December 2, 2004

New visions....

In a comment to the previous post, about the pessimism that seems to have become the dominant feature of the Left these days, Megan left a comment that pointed to a site: 2020 Democrats, as an example of optimistic "Progressives."

2020 Democrats is an independent organization dedicated to uniting young people around a vision for our future—and then turning that vision into a reality.

I do wish them all luck and success. They seem like some nice folks, but at a guess, they are not quite ready to come up with new visions. To do that, you have to be willing to give your old visions a clear hard look. And be willing to seriously consider the possibility of discarding them. I suspect they're not there yet.

For example here's an essay from their site I liked, by Jorge Miranda, one of the founders of the group. He's a teacher, and writes movingly on the difficulties teachers face, and how important it is to give them needed support and training. But he concludes by saying, more or less, "we need to think about these things." OK, yeah, but what I noticed, sitting in the middle of his essay like the proverbial elephant in the living-room waiting to be thought about, is this:

...At my current school, the MATCH (Media and Technology Charter High) School, I have a principal with 30 years experience in the public schools, available to talk through situations with me and present solutions and ideas based on his own experiences. This is how young teachers should learn.

MATCH supports me in other ways as well. We have a school-wide set of rules called the "Non-Negotiables" (i.e. Be prepared to work every day; Attend school daily on time) with school-wide consequences, which creates consistency from class to class and frees teachers to focus on the quality of student learning. For the first time in three years of teaching, I'm actually having conversations with colleagues about how to become a better teacher.
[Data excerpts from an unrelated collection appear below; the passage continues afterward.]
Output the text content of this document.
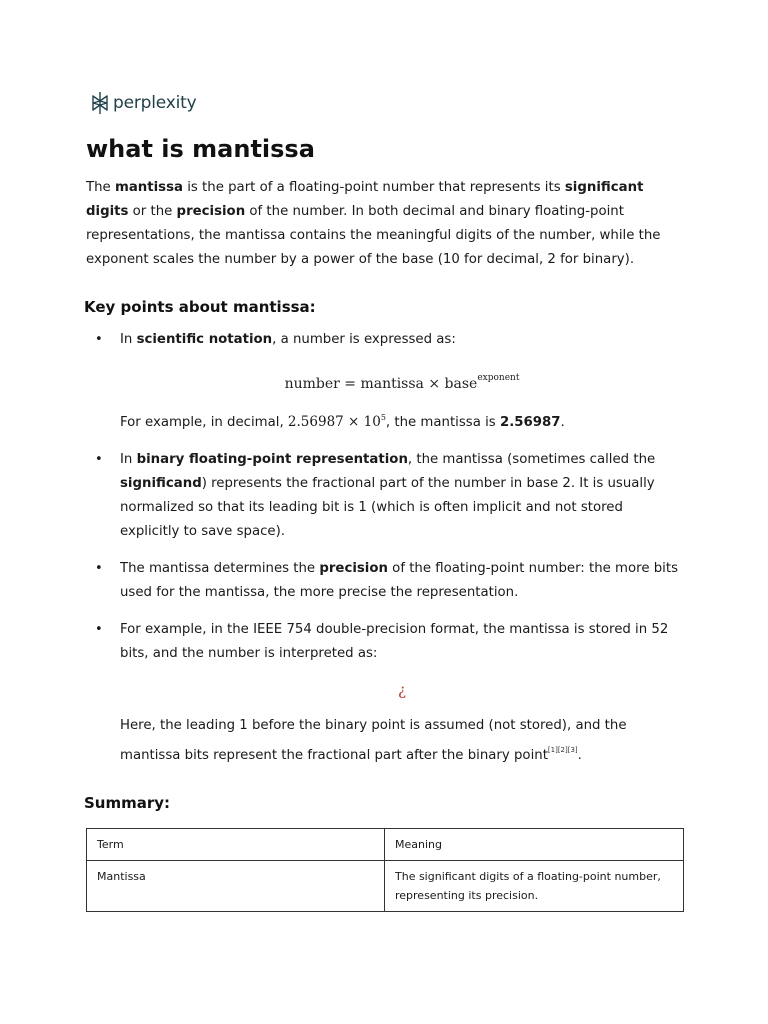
perplexity
what is mantissa

The mantissa is the part of a floating-point number that represents its significant digits or the precision of the number. In both decimal and binary floating-point representations, the mantissa contains the meaningful digits of the number, while the exponent scales the number by a power of the base (10 for decimal, 2 for binary).

Key points about mantissa:
• In scientific notation, a number is expressed as:
number = mantissa × base$^{exponent}$
For example, in decimal, $2.56987 \times 10^5$, the mantissa is 2.56987.
• In binary floating-point representation, the mantissa (sometimes called the significand) represents the fractional part of the number in base 2. It is usually normalized so that its leading bit is 1 (which is often implicit and not stored explicitly to save space).
• The mantissa determines the precision of the floating-point number: the more bits used for the mantissa, the more precise the representation.
• For example, in the IEEE 754 double-precision format, the mantissa is stored in 52 bits, and the number is interpreted as:
¿
Here, the leading 1 before the binary point is assumed (not stored), and the mantissa bits represent the fractional part after the binary point[1][2][3].
Summary:
Term	Meaning
Mantissa	The significant digits of a floating-point number, representing its precision.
Most importantly, the MATCH school revolves around its mission: to prepare Boston students to succeed in college and beyond, including and especially those students who have not been led to expect a university education. As simple as it sounds, this mission has helped create an environment in which teachers and staff strive constantly to improve academic achievement...

SO, you go from a public school to a charter school, and discover a much better learning environment. Doesn't this cry out for some thinking? Probing? Why are charter schools different? If one charter school is good, would ten be better? Or ten thousand? Might this be a small part of a new vision?

My guess is that people like Jorge aren't going to venture down that road. It would put them in conflict with parts of the old vision. Not to mention parts of the old coalition. [Take a look at this.]

Likewise with another education essay linked on their site, about tax policy and providing more money for public schools..interesting stuff, but there's not a hint of thinking about whether lack of money is really the problem. (One might ponder on the fact that one of the best-funded ($ per student) school systems in our country is...Washington DC—a notorious failure)

I think that Democrats have internalized a lot of limits on what they can question and debate. You just don't probe certain sore spots, sort of like a family with a big scandal in its past. The 2020 Democrats claim to be young people, perhaps they will eventually be more flexible.